Barr has applied for three patents on ways of solving the problem in pre-1980 transmissions, and he expects a decision on one of them within the next six months. He hopes that Ford or another automaker will be interested.
The first transmission-related case in which he testified involved a Falls Church resident who claimed that her 1973 Lincoln Continental slipped from "park" to "reverse" and ran over her left leg while she was loading groceries into the car outside a Seven Corners shopping center in 1976. She was awarded $16,500 for her injuries and $350,000 settlement in a related suit against Ford.
Other transmission-slippage reports generated a three-year National Highway Traffic Safety Administration investigation that tallied 6,000 such accidents involving 98 fatalities and 1,710 injuries. The agency reached a settlement with Ford under which the automaker agreed to mail out millions of dashboard stickers to motorists warning them that "unexpected and possibly sudden vehicle movement may occur" if the vehicle is not parked properly.

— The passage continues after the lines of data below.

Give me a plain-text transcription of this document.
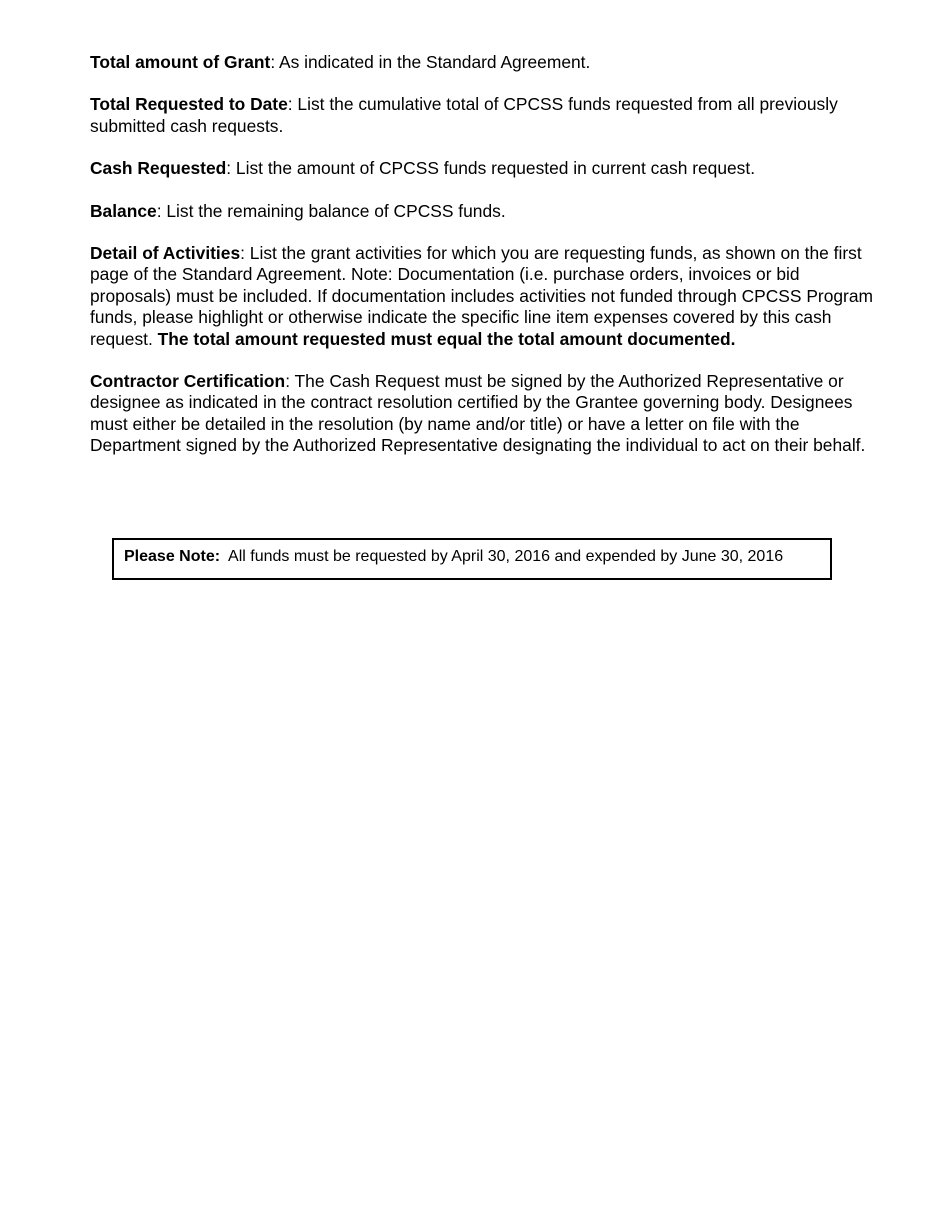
Total amount of Grant: As indicated in the Standard Agreement.

Total Requested to Date: List the cumulative total of CPCSS funds requested from all previously submitted cash requests.

Cash Requested: List the amount of CPCSS funds requested in current cash request.

Balance: List the remaining balance of CPCSS funds.

Detail of Activities: List the grant activities for which you are requesting funds, as shown on the first page of the Standard Agreement. Note: Documentation (i.e. purchase orders, invoices or bid proposals) must be included. If documentation includes activities not funded through CPCSS Program funds, please highlight or otherwise indicate the specific line item expenses covered by this cash request. The total amount requested must equal the total amount documented.

Contractor Certification: The Cash Request must be signed by the Authorized Representative or designee as indicated in the contract resolution certified by the Grantee governing body. Designees must either be detailed in the resolution (by name and/or title) or have a letter on file with the Department signed by the Authorized Representative designating the individual to act on their behalf.

Please Note:  All funds must be requested by April 30, 2016 and expended by June 30, 2016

Barr changed his mind about the controversy when he was flipping through the maintenance manual for his wife's Buick and happened to spot a cutaway view of an automatic transmission.
When a motorist moves the gear shift lever of a car with automatic transmission into "park" position, a part attached to the lever is supposed to slip into a detent, or slot, to hold it in position. This movement also is supposed to lock a protrusion in the transmission between the teeth of a gear to prevent the transmission from moving the car's wheels.
Barr recalls that he noticed a spring in the cutaway view, and it "immediately became apparent why it was there and that the spring obviously had to be compressed at times." The spring was supposed to make sure that the part locks between the teeth,, but "when compressed, it exerted a force which urged the whole shifting mechanism toward reverse position," according to Barr.
He believes that if the gear shift lever is not in the "park" slot and if the part in the transmission is atop one of the teeth of the gear instead of between them, the spring can force the parts in the wrong direction and the car can slip into reverse.
"I thought, well now, I might as well do something" with this insight, Barr recalls, but he lost interest in the problem when his wife became critically ill and he only resumed working on it late in 1980. He progressed from theory to drawings to parts made for him by a local machine shop and installed on parts of old automatic transmissions.
The parts basically reverse the forces that could cause the transmission to slip, according to Barr. He believes that they could be added to existing transmissions for approximately $10, once they are mass-produced. He has not, however, installed the parts on a working automatic transmission and tested them. Instead, he can hand-turn various parts of the partly disassembled transmissions to show how his additions work.
Besides the three patents on the transmission modifications, Barr has applied for a patent on a safety change to the hitching mechanism of a tractor trailer. If any of the four is granted, it will mark his first success. Earlier he attempted to patent a toothpaste cap, an auto battery clamp and improvements in farm machinery.
He received a bachelor of arts degree from St. John's College in Annapolis in 1948, a bachelor of science in mechanical engineering from the University of Virginia in 1948 and a master of science in mechanical engineering from Virginia Polytechnic Institute in 1951. He was a member of that school's faculty from 1948 through 1951.
Barr also has had an engineering consulting firm, Annapolis Engineering Associates, since 1968. He lives on Gibson Island, Md.
The engineering instructor has been an expert witness in about 80 accident cases since 1966, appearing for the defendant in slightly more than half of them. In recent months, however, he has become involved in three auto-transmission cases on the plaintiff's side.